Dans ses dernières volontés, il demande à sa famille qu'elle fasse édifier un couvent dans le sud de Mexico où il souhaite être enterré. Mais ses héritiers décident finalement de l'enterrer dans un monastère de Séville où, trois ans plus tard, sa dépouille est déplacée un peu plus loin pour faire de la place à un noble local.

Mais ce n'est qu'un début. La famille Cortés fait envoyer le corps en 1566 en Nouvelle Espagne, qui comprend à l'époque le Mexique et une partie de l'Amérique centrale. Il est alors enterré dans une église du nord de Mexico.

En 1629, le dernier héritier de Cortés meurt et le gouvernement colonial ordonne qu'il soit enterré avec son père dans un monastère franciscain de la capitale. Plus tard, ses restes sont transférés près de l'autel principal du monastère et gardés sous clés. En 1790, ils sont à nouveau déplacés dans une église de l'Hôpital de Jésus, le premier d'Amérique, fondé par Cortés.

Vingt ans plus tard, le Mexique déclare son indépendance de l'Espagne et ne l'obtient que onze ans plus tard, en 1821, à l'issue d'un sanglant conflit.
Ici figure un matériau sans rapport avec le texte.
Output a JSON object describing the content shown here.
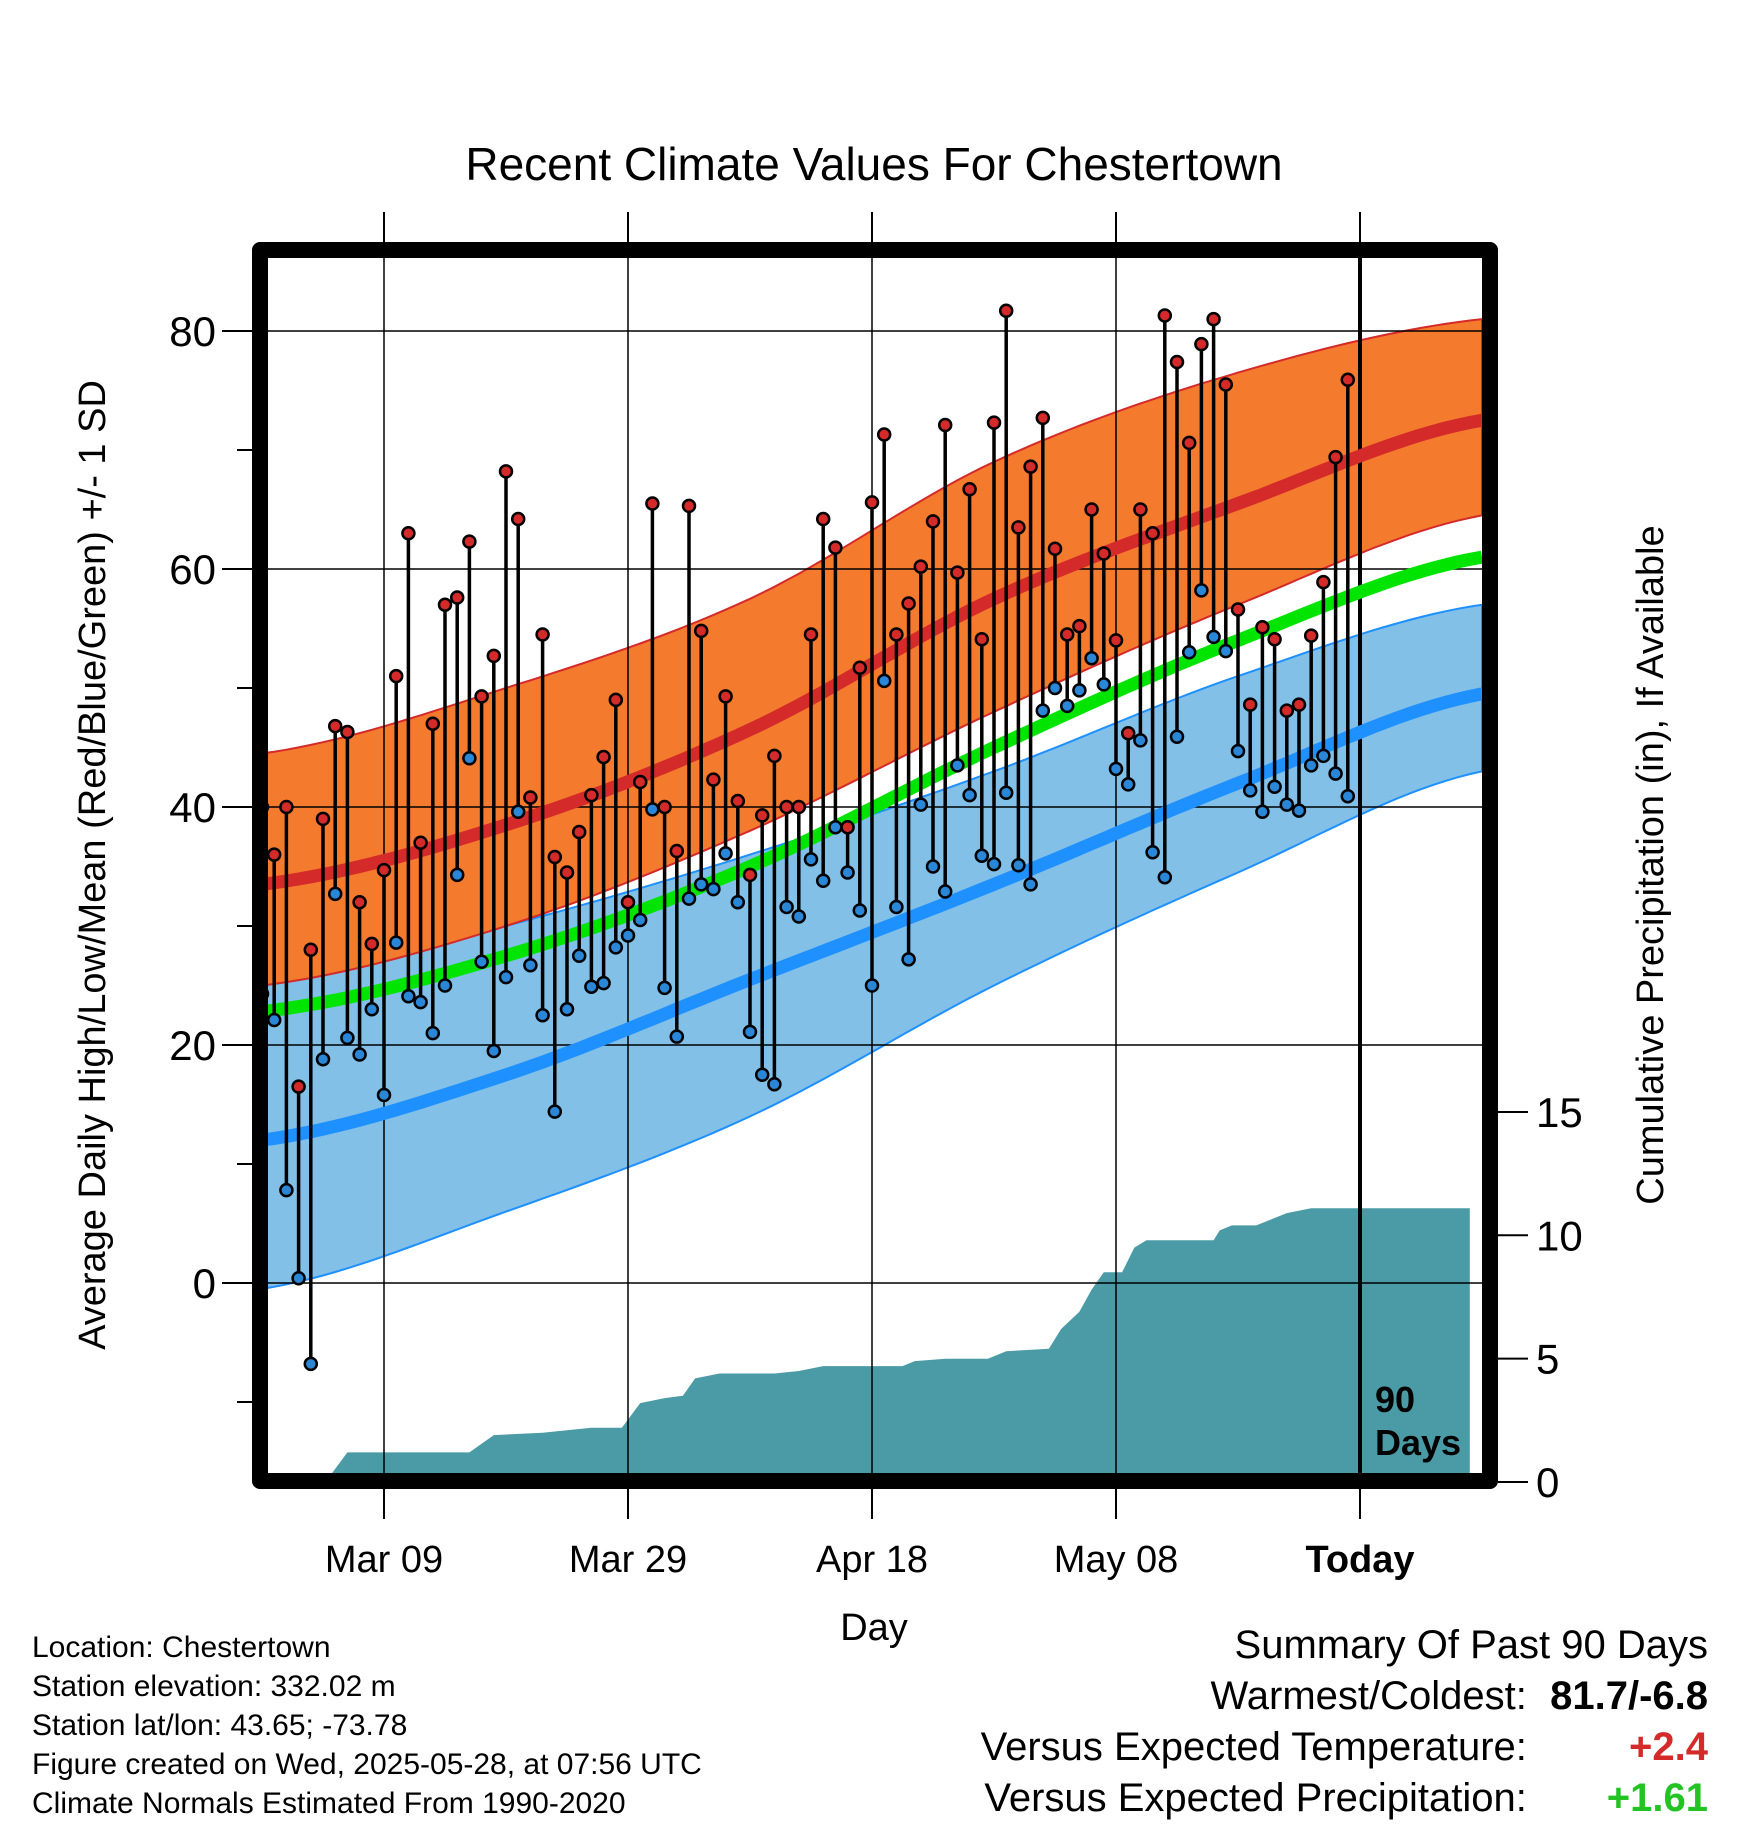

A cette époque, des pamphlets circulent à Mexico demandant à pourchasser les Espagnols et "que les restes de Cortés soient exhumés, jetés dans la rue pour y être piétinés", rappelle le journaliste Hector de Mauleon.

Le conservateur de l'époque, Lucas Alaman, se refuse à cette idée: il entre alors dans l'église et en retire les restes du conquistador pour les mettre à l'abri. Le lieu où il les dépose reste un mystère pendant plus d'un siècle.
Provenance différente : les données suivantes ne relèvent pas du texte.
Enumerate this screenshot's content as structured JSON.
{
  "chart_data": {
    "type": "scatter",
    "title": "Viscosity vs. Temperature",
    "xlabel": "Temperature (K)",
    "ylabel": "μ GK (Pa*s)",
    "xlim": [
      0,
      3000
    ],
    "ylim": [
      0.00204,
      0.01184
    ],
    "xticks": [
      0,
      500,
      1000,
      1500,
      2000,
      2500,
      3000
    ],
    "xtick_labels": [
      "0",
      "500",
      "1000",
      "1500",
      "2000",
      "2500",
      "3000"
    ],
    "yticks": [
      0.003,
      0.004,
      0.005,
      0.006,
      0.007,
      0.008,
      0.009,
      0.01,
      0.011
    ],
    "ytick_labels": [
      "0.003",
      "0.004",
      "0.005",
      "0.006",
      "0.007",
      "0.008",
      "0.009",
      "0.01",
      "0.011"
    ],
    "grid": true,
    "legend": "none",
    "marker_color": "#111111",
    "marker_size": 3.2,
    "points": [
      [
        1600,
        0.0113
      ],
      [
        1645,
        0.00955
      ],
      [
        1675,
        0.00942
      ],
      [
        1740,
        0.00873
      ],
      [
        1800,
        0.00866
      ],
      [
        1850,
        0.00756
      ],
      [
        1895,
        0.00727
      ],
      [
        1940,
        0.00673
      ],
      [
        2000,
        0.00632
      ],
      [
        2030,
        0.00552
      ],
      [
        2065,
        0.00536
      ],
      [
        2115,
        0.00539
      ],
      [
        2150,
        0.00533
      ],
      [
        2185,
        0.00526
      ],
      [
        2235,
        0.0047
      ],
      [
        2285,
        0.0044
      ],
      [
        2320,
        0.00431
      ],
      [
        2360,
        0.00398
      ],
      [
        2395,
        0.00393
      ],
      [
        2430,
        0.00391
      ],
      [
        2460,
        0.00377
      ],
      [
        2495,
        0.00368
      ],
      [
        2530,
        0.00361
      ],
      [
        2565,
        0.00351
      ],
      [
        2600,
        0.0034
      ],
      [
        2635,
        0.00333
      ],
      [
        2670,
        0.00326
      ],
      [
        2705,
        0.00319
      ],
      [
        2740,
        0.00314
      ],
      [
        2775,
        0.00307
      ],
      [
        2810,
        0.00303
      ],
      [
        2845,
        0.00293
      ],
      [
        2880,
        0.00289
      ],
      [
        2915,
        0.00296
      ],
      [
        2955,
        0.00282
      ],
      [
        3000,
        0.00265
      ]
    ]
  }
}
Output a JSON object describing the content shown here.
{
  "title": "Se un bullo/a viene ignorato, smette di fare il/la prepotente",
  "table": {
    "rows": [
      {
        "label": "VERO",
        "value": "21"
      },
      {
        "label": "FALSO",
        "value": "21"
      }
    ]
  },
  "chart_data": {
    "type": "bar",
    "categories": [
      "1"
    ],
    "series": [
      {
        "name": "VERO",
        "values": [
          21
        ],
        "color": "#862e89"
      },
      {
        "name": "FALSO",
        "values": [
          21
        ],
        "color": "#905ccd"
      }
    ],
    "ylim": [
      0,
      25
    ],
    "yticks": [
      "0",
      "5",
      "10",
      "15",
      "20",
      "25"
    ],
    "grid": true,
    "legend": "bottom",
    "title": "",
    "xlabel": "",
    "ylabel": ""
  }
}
Il faut attendre 1946 pour qu'un réfugié de la Guerre civile espagnole et un étudiant cubain convient l'historien mexicain Francisco de la Maza à une réunion secrète. Ils lui confient détenir une lettre laissée par Lucas Alaman qui comporte une carte désignant le lieu où se trouvent les restes de Cortés... à quelques mètres seulement du lieu où ils ont été retirés, scellés dans un mur de la même église.
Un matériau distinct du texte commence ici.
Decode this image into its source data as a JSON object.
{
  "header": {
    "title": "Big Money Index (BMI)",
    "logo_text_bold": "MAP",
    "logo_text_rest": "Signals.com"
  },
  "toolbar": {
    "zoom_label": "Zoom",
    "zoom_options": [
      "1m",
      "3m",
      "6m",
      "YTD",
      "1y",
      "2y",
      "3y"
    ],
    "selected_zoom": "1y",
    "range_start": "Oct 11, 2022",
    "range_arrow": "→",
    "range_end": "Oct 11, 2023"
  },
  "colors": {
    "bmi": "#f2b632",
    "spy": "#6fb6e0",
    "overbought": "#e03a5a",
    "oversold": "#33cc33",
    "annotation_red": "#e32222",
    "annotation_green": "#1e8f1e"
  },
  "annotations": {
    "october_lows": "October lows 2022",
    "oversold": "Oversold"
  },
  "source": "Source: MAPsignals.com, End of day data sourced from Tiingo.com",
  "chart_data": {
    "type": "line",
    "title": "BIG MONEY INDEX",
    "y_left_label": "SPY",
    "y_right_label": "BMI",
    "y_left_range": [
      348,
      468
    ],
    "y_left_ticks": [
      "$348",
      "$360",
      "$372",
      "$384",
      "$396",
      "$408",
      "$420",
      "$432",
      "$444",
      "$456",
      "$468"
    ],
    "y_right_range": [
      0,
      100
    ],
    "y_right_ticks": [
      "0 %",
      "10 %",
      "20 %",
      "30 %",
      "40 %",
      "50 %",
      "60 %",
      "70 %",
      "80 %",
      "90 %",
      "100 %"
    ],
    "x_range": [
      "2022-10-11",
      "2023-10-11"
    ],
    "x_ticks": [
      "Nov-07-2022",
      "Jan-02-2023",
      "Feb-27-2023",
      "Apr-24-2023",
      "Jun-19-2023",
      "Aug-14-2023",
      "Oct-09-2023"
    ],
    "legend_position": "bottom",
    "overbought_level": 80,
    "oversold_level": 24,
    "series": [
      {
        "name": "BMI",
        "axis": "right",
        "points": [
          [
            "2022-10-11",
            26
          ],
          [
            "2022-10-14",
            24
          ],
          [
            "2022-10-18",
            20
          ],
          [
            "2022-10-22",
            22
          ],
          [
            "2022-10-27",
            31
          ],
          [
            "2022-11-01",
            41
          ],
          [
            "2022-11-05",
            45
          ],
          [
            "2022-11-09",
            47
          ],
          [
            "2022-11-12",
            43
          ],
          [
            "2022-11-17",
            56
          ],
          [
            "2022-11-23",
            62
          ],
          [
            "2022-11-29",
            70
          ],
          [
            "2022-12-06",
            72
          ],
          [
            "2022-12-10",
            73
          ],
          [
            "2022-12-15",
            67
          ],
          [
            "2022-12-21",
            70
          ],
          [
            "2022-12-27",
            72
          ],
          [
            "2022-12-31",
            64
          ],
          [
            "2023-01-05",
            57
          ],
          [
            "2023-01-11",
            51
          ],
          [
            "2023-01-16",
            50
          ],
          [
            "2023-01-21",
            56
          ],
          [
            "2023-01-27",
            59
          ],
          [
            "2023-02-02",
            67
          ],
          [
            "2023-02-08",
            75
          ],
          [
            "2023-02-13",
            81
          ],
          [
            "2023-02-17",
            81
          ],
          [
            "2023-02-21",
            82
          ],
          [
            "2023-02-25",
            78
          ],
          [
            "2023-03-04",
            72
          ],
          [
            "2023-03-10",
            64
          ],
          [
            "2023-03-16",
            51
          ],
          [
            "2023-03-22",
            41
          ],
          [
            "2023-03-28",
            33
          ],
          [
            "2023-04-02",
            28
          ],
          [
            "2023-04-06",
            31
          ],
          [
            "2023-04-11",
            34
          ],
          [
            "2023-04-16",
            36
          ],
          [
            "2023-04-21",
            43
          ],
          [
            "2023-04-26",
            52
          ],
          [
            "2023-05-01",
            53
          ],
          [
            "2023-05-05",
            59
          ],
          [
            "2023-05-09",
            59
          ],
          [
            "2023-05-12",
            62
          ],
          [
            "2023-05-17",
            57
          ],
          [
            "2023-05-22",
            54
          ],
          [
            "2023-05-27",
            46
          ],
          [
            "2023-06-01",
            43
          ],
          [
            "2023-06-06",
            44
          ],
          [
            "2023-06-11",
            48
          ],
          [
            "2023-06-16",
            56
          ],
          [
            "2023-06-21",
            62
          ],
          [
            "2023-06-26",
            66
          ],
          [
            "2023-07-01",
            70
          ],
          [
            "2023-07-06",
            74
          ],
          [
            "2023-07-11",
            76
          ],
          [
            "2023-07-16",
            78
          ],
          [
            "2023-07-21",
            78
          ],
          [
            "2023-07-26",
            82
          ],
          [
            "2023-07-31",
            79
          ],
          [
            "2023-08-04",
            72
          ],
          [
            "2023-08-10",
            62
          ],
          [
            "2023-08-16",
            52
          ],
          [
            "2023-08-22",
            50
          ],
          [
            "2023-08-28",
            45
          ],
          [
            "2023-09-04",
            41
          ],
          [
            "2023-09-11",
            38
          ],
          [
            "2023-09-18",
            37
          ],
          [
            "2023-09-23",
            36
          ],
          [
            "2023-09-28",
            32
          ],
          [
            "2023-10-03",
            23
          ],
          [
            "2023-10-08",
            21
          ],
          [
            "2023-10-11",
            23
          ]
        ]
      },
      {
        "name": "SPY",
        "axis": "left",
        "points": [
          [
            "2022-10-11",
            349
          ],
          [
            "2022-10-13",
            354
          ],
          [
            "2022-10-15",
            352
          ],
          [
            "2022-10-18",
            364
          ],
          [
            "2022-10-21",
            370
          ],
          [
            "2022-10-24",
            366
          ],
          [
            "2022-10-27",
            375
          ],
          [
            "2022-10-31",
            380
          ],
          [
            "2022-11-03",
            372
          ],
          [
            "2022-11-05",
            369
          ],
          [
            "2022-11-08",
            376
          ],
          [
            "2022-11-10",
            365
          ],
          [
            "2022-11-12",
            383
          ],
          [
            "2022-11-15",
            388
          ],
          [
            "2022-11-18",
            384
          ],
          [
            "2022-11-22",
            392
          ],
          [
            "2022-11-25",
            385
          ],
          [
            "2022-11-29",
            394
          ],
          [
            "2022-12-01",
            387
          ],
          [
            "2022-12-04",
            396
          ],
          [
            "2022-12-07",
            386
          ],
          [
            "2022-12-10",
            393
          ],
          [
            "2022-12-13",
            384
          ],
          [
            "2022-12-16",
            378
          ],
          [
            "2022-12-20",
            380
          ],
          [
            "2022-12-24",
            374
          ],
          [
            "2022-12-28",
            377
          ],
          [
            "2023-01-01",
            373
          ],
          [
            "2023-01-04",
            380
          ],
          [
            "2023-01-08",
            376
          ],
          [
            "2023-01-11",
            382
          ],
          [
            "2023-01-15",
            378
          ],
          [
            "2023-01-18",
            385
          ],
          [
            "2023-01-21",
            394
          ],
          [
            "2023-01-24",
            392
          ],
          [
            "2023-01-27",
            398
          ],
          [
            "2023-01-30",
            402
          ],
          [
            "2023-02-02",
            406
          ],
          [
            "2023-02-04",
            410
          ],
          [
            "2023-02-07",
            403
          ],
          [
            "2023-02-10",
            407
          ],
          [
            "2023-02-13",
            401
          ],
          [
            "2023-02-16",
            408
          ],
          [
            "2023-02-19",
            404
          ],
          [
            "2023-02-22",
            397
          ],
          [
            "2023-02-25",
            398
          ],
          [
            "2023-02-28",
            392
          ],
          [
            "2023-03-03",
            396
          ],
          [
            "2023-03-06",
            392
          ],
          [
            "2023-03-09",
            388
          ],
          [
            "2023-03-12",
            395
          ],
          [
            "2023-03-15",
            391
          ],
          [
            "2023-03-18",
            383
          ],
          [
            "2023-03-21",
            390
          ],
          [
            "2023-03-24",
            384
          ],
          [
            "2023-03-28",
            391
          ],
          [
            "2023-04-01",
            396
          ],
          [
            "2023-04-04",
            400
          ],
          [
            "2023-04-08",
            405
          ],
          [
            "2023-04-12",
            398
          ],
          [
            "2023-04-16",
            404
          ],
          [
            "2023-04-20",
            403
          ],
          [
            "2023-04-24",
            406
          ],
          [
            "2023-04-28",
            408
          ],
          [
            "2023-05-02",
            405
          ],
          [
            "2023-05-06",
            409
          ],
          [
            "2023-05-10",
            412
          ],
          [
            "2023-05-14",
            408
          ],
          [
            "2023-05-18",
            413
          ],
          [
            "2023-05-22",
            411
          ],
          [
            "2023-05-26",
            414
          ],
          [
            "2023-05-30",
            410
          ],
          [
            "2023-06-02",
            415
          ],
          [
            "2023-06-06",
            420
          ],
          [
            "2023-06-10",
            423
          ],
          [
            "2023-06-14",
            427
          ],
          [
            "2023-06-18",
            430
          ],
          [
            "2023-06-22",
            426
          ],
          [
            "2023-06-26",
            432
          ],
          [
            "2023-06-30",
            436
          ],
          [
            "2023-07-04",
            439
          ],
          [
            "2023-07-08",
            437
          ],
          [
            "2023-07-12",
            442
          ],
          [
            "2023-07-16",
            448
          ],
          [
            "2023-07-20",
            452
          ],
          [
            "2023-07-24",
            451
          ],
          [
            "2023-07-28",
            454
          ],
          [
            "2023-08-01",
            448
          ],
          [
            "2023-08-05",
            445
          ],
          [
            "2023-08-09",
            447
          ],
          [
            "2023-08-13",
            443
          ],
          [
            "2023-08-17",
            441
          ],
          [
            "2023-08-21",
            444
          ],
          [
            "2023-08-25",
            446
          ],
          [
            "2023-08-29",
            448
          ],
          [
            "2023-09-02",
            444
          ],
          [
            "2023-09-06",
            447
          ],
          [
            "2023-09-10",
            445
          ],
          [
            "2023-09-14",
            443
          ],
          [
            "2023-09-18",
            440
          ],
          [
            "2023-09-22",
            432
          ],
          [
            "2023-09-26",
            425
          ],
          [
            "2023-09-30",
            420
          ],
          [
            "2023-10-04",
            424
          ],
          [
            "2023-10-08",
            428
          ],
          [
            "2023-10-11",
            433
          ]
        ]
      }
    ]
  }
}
Avec l'autorisation du gouvernement, Francisco de la Maza les déterre secrètement et des experts confirment qu'il s'agit bien du corps de l'Espagnol. "Il ne lui restait qu'une dent, il avait plusieurs blessures reçues pendant des combats et les os étaient touchés par ce qui pouvait être une maladie vénérienne", explique Hector de Mauleon.

Le gouvernement ordonne alors que le corps soit replacé au même endroit, avec une plaque discrète sur laquelle est simplement écrit : "Hernan Cortés, 1485-1547".